This two-CD set is a sampler drawn from the set of complete
Domenico Scarlatti keyboard sonatas recorded by
Richard Lester between 2000 and 2005 and issued in seven volumes. If a full series is executed with care, the listener wanting a sample is often better off choosing a single volume from the series rather than the official sampler, but this one is the exception. It's unusual in several respects. First of all, it was chosen by the performer himself, not by the label. And
Lester has taken a delightfully innovative approach to the selection. He had two criteria. One is expected: he chooses sonatas that highlight his particular interpretive emphases. Most important among these are the Spanish features in
Scarlatti's sonatas, which many keyboardists skate over but which in
Lester's hands could almost accompany a modern flamenco dancer, and the potentially pianistic features:
Lester's set has used a variety of instruments he considers appropriate to the music, and four sonatas here are played on a fortepiano. (Here he uses an instrument modeled on one of
Mozart's era, arguing that there is no extant
Scarlatti fortepiano, but there are in fact still earlier fortepianos that might have been used.)

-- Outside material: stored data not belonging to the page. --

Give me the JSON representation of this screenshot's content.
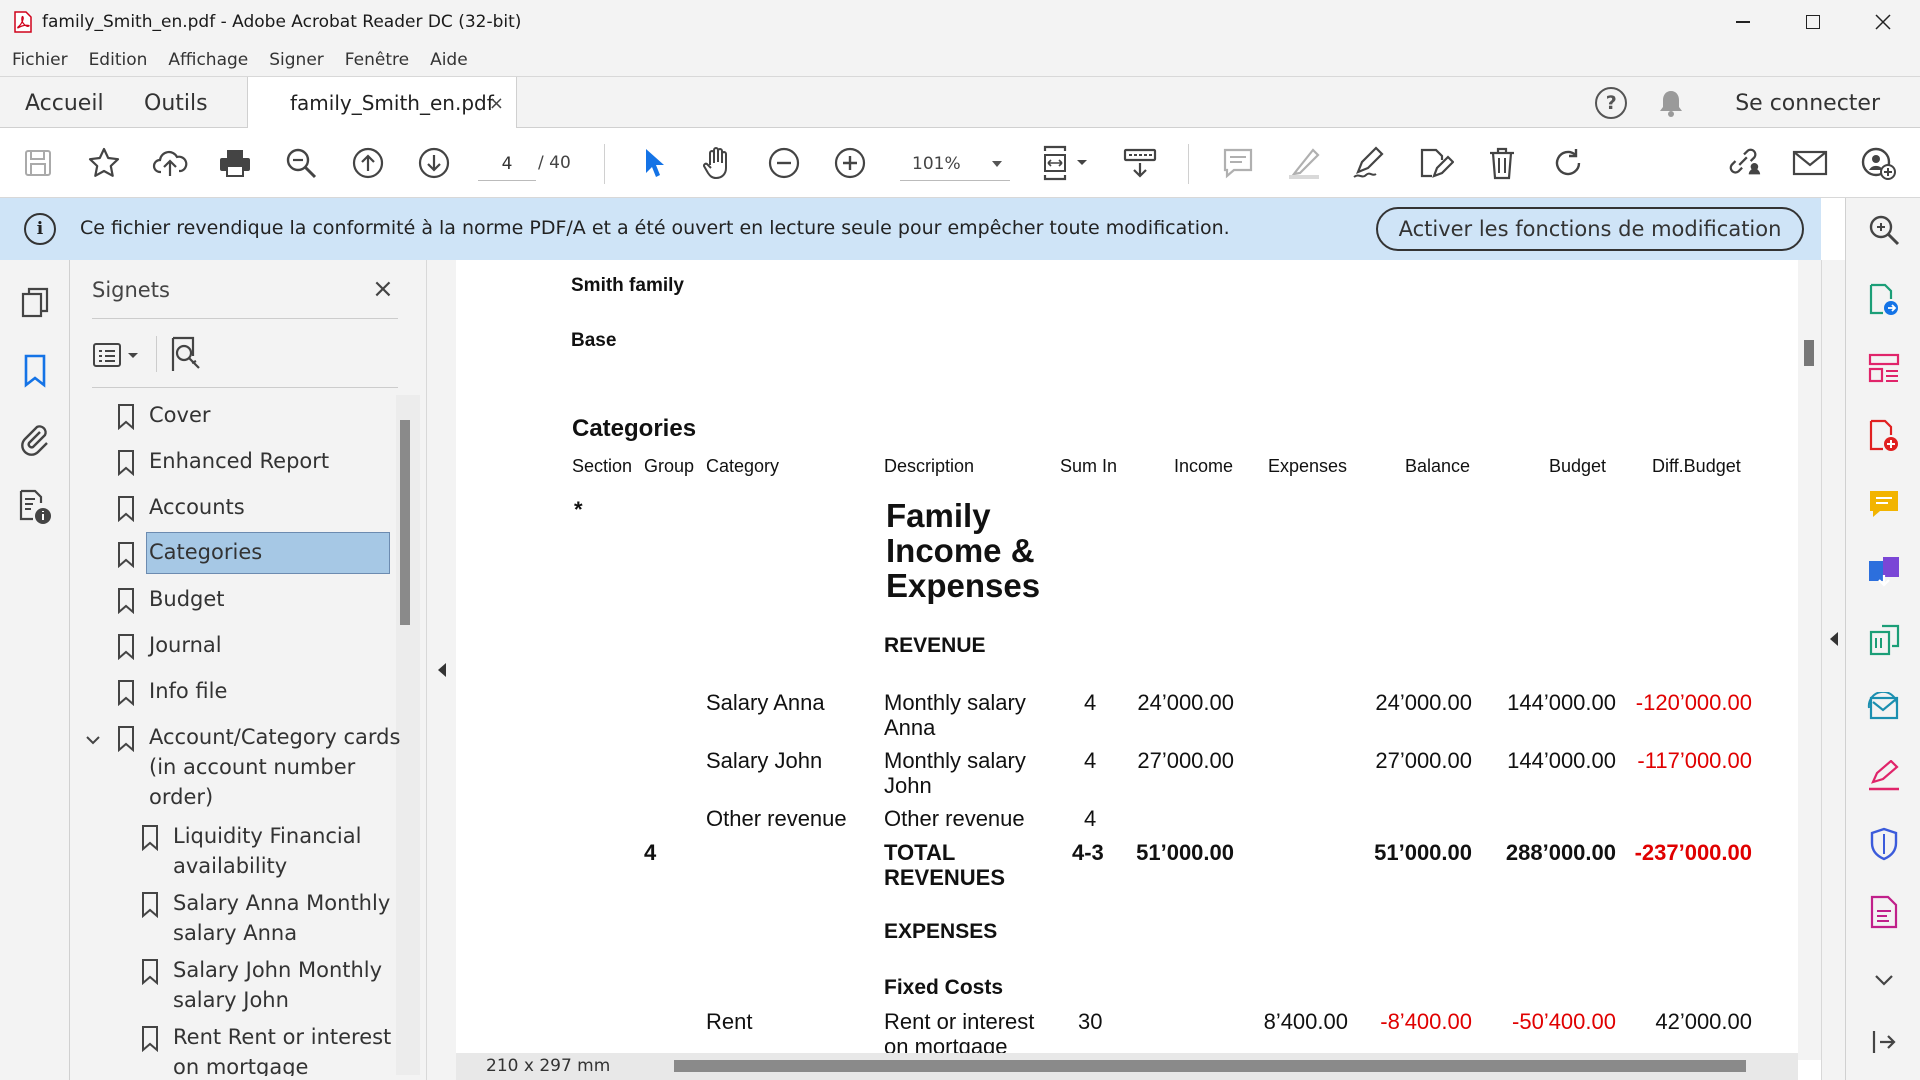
{
  "window": {
    "title": "family_Smith_en.pdf - Adobe Acrobat Reader DC (32-bit)"
  },
  "menu": [
    "Fichier",
    "Edition",
    "Affichage",
    "Signer",
    "Fenêtre",
    "Aide"
  ],
  "tabs": {
    "home": "Accueil",
    "tools": "Outils",
    "document": "family_Smith_en.pdf",
    "close": "×",
    "signin": "Se connecter"
  },
  "toolbar": {
    "page_current": "4",
    "page_total": "/  40",
    "zoom": "101%"
  },
  "banner": {
    "info": "i",
    "message": "Ce fichier revendique la conformité à la norme PDF/A et a été ouvert en lecture seule pour empêcher toute modification.",
    "button": "Activer les fonctions de modification"
  },
  "bookmarks": {
    "header": "Signets",
    "close": "×",
    "items": [
      {
        "label": "Cover"
      },
      {
        "label": "Enhanced Report"
      },
      {
        "label": "Accounts"
      },
      {
        "label": "Categories"
      },
      {
        "label": "Budget"
      },
      {
        "label": "Journal"
      },
      {
        "label": "Info file"
      },
      {
        "label": "Account/Category cards",
        "line2": "(in account number",
        "line3": "order)"
      },
      {
        "label": "Liquidity Financial",
        "line2": "availability"
      },
      {
        "label": "Salary Anna Monthly",
        "line2": "salary Anna"
      },
      {
        "label": "Salary John Monthly",
        "line2": "salary John"
      },
      {
        "label": "Rent Rent or interest",
        "line2": "on mortgage"
      }
    ]
  },
  "document": {
    "family": "Smith family",
    "base": "Base",
    "section_title": "Categories",
    "columns": [
      "Section",
      "Group",
      "Category",
      "Description",
      "Sum In",
      "Income",
      "Expenses",
      "Balance",
      "Budget",
      "Diff.Budget"
    ],
    "star": "*",
    "main_title": [
      "Family",
      "Income &",
      "Expenses"
    ],
    "revenue": "REVENUE",
    "rows": [
      {
        "category": "Salary Anna",
        "desc1": "Monthly salary",
        "desc2": "Anna",
        "sumin": "4",
        "income": "24’000.00",
        "expenses": "",
        "balance": "24’000.00",
        "budget": "144’000.00",
        "diff": "-120’000.00"
      },
      {
        "category": "Salary John",
        "desc1": "Monthly salary",
        "desc2": "John",
        "sumin": "4",
        "income": "27’000.00",
        "expenses": "",
        "balance": "27’000.00",
        "budget": "144’000.00",
        "diff": "-117’000.00"
      },
      {
        "category": "Other revenue",
        "desc1": "Other revenue",
        "desc2": "",
        "sumin": "4",
        "income": "",
        "expenses": "",
        "balance": "",
        "budget": "",
        "diff": ""
      }
    ],
    "total": {
      "group": "4",
      "desc1": "TOTAL",
      "desc2": "REVENUES",
      "sumin": "4-3",
      "income": "51’000.00",
      "balance": "51’000.00",
      "budget": "288’000.00",
      "diff": "-237’000.00"
    },
    "expenses": "EXPENSES",
    "fixed_costs": "Fixed Costs",
    "rent": {
      "category": "Rent",
      "desc1": "Rent or interest",
      "desc2": "on mortgage",
      "sumin": "30",
      "expenses": "8’400.00",
      "balance": "-8’400.00",
      "budget": "-50’400.00",
      "diff": "42’000.00"
    }
  },
  "status": {
    "dimensions": "210 x 297 mm"
  },
  "colors": {
    "banner": "#cfe4f7",
    "negative": "#e00000",
    "selection": "#a6c8e5",
    "accent_blue": "#1473e6"
  }
}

Lester's second criterion is more unusual: he takes this opportunity to make a nod to his keyboardist predecessors, including favorite sonatas of
Fernando Valenti,
George Malcolm,
Valda Aveling, and the grandmother of us all who enjoy
Scarlatti,
Wanda Landowska. This selection of pieces becomes not only a hat tip but an indication of the various ways
Scarlatti has been approached down through the years. Highly recommended for any basic Baroque collection.